ENDROIT: Quai de Campbell River, en Colombie-Britannique

Numéro de cas : 120-644

Le 13 janvier 2014, la Garde côtière canadienne (GCC) a informé l’Administrateur que l’ancien bateau de pêche à coque de bois de 45 pieds, le Porcher G, avait coulé au quai de Campbell River, en Colombie-Britannique, et rejetait des hydrocarbures. Le personnel de la station de sauvetage de Campbell River s’est rendu sur les lieux et a installé un barrage flottant autour du bateau coulé. Le propriétaire du bateau a été localisé et on l’a informé de ses responsabilités et obligations relativement aux mesures qui doivent être prises pour empêcher et réduire au minimum d’autres dommages causés par la pollution. Le propriétaire du bateau a répondu qu’il n’avait aucun moyen de contrer le rejet d’hydrocarbures ou de récupérer l’épave. Par conséquent, des membres du personnel d’Intervention environnementale de la GCC se sont occupés de gérer l’intervention et ont pris des dispositions pour que des entrepreneurs locaux remettent le navire à flot.

Le 14 janvier, le bateau a été renfloué et installé à bord d’une barge pour ensuite être remorqué jusqu’au terminal pour barges de la baie Duncan, tout juste au nord de Campbell River. La Garde côtière a retenu les services d’un expert maritime local de l’entreprise Strathcona Marine Surveyors pour inspecter le Porcher G et évaluer sa valeur. L’expert technique a indiqué que le bateau n’avait aucune valeur réelle et qu’il était en fait irréparable. La seule valeur possible serait tirée de la récupération de certaines pièces de ferraille.

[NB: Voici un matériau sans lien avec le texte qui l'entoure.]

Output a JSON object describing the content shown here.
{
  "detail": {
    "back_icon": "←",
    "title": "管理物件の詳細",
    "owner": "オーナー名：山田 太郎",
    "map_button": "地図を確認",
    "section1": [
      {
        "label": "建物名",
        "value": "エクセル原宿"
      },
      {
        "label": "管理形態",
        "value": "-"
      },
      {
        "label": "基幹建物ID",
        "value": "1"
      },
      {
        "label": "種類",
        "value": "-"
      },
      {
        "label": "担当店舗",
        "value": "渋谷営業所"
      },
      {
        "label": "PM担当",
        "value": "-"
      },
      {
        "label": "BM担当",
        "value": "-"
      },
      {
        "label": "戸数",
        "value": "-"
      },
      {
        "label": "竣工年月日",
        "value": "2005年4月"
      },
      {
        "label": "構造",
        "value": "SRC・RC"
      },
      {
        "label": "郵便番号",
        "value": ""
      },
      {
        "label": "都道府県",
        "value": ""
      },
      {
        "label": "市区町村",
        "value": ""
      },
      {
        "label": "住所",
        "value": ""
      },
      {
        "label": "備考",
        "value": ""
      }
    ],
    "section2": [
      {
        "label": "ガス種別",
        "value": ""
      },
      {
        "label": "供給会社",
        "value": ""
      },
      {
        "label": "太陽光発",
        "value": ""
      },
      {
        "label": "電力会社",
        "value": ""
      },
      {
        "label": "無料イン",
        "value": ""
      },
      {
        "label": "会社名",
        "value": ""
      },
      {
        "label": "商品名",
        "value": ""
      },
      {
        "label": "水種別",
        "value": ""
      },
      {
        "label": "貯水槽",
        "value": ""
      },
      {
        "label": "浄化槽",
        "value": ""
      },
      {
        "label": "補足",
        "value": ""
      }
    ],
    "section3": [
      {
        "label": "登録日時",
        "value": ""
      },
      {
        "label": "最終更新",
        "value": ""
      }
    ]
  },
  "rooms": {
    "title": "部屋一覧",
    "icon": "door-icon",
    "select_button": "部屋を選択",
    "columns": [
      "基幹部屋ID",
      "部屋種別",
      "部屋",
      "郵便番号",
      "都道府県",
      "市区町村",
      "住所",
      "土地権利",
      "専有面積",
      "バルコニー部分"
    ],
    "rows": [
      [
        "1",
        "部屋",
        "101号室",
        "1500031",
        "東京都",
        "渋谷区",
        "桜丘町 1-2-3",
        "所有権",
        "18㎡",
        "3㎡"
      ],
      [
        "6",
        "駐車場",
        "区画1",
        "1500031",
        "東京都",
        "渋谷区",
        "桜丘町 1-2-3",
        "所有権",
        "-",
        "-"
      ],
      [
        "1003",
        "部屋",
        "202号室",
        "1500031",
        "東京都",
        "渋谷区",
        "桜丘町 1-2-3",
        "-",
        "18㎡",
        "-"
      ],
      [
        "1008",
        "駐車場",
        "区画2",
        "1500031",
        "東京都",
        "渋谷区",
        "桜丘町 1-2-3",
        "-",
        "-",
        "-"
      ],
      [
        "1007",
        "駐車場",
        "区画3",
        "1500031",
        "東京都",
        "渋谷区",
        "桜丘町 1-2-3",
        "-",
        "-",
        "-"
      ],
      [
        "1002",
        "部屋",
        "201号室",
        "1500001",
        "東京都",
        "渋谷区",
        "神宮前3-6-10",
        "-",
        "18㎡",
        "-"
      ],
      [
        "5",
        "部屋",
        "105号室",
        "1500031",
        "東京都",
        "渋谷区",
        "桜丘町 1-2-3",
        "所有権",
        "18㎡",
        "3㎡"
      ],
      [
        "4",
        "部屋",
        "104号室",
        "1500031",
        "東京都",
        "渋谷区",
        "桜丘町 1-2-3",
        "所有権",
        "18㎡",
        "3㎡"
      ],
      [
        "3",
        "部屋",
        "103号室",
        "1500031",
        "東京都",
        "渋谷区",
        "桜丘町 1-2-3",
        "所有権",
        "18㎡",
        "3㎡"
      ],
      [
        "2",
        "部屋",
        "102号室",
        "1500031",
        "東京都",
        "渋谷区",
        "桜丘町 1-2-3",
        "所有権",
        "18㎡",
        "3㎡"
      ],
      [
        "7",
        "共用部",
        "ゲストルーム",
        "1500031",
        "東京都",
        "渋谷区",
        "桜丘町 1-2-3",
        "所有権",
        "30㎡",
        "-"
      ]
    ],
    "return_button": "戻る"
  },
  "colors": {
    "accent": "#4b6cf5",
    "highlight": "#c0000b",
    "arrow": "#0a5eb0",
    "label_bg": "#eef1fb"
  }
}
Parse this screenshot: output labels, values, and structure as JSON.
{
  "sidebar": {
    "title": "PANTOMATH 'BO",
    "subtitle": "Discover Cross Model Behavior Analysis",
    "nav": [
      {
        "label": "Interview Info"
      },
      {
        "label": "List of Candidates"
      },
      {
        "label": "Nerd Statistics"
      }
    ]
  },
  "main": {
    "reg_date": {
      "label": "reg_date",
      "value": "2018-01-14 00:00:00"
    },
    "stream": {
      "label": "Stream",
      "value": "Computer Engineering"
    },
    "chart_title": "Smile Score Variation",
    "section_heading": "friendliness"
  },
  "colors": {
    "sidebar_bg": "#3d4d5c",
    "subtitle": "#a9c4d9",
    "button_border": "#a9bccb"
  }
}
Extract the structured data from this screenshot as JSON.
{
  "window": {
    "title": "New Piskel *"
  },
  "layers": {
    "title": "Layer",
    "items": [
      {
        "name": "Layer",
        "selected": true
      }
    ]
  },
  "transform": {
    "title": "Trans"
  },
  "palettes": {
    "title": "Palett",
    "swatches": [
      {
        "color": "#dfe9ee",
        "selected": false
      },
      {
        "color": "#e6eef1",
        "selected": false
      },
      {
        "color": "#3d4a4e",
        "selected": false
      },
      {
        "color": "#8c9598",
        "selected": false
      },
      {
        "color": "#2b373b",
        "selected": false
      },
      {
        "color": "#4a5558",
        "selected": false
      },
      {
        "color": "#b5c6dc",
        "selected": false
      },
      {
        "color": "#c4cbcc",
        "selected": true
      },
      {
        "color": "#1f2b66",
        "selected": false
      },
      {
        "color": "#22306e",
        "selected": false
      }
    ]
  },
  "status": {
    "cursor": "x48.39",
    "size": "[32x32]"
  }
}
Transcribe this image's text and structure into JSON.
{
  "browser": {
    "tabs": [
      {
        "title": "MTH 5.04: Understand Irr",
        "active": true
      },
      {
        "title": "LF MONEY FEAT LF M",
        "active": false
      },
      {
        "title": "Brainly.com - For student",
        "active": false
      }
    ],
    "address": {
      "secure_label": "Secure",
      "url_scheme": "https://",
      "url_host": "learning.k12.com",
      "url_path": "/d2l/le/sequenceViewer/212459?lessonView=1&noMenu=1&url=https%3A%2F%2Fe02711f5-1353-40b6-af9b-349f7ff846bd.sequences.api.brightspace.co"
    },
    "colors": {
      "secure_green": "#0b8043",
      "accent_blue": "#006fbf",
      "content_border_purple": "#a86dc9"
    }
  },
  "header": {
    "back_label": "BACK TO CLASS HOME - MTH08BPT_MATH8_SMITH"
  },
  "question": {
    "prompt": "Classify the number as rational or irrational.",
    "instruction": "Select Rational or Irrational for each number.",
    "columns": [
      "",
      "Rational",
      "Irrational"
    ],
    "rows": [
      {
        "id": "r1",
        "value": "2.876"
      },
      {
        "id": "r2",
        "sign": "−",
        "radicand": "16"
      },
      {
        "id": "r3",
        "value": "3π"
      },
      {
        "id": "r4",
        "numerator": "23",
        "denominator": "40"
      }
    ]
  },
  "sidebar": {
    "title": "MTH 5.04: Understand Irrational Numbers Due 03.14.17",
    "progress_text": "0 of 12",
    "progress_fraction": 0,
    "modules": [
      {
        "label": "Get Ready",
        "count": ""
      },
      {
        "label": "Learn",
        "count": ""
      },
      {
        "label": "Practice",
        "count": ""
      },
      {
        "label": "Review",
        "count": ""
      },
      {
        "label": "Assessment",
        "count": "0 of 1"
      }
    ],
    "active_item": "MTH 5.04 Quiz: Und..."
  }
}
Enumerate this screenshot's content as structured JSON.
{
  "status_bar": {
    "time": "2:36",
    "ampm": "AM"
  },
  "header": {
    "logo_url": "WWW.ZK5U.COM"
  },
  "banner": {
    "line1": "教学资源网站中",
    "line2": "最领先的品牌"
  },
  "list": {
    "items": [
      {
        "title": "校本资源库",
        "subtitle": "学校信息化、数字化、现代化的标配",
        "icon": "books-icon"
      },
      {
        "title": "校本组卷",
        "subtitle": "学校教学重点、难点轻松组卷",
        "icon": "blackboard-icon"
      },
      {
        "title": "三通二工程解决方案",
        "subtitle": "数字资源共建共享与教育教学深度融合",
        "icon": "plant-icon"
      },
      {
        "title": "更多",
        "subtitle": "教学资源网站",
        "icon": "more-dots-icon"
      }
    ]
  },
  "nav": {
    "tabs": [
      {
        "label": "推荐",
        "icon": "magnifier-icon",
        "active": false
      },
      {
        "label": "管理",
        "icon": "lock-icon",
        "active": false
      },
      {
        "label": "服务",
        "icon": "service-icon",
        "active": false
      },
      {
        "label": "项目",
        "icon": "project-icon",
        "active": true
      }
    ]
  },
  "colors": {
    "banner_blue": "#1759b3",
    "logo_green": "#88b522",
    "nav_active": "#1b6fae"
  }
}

Le 15 janvier, la Garde côtière a décidé de démanteler le bateau pour en retirer les hydrocarbures et empêcher tout risque de pollution additionnelle. Un entrepreneur local en excavation, A. Wood Bulldozing Ltd., a donc été engagé pour démanteler l’épave. Le moteur a été vidé de tous les hydrocarbures qu’il contenait. Les métaux recyclables ont aussi été séparés des déchets de bois contaminés par les hydrocarbures, lesquels ont été mis au rebut dans une installation appropriée.

Le 6 mars 2015, l’Administrateur a reçu une demande d’indemnisation du ministère des Pêches et des Océans (MPO/ GCC), en vertu de la LRMM, d’un montant de 30 585,25 $ pour les frais engagés à la suite de l’événement. Le 10 mars, l’Administrateur a accusé réception de la demande d’indemnisation et a entrepris une évaluation et une enquête.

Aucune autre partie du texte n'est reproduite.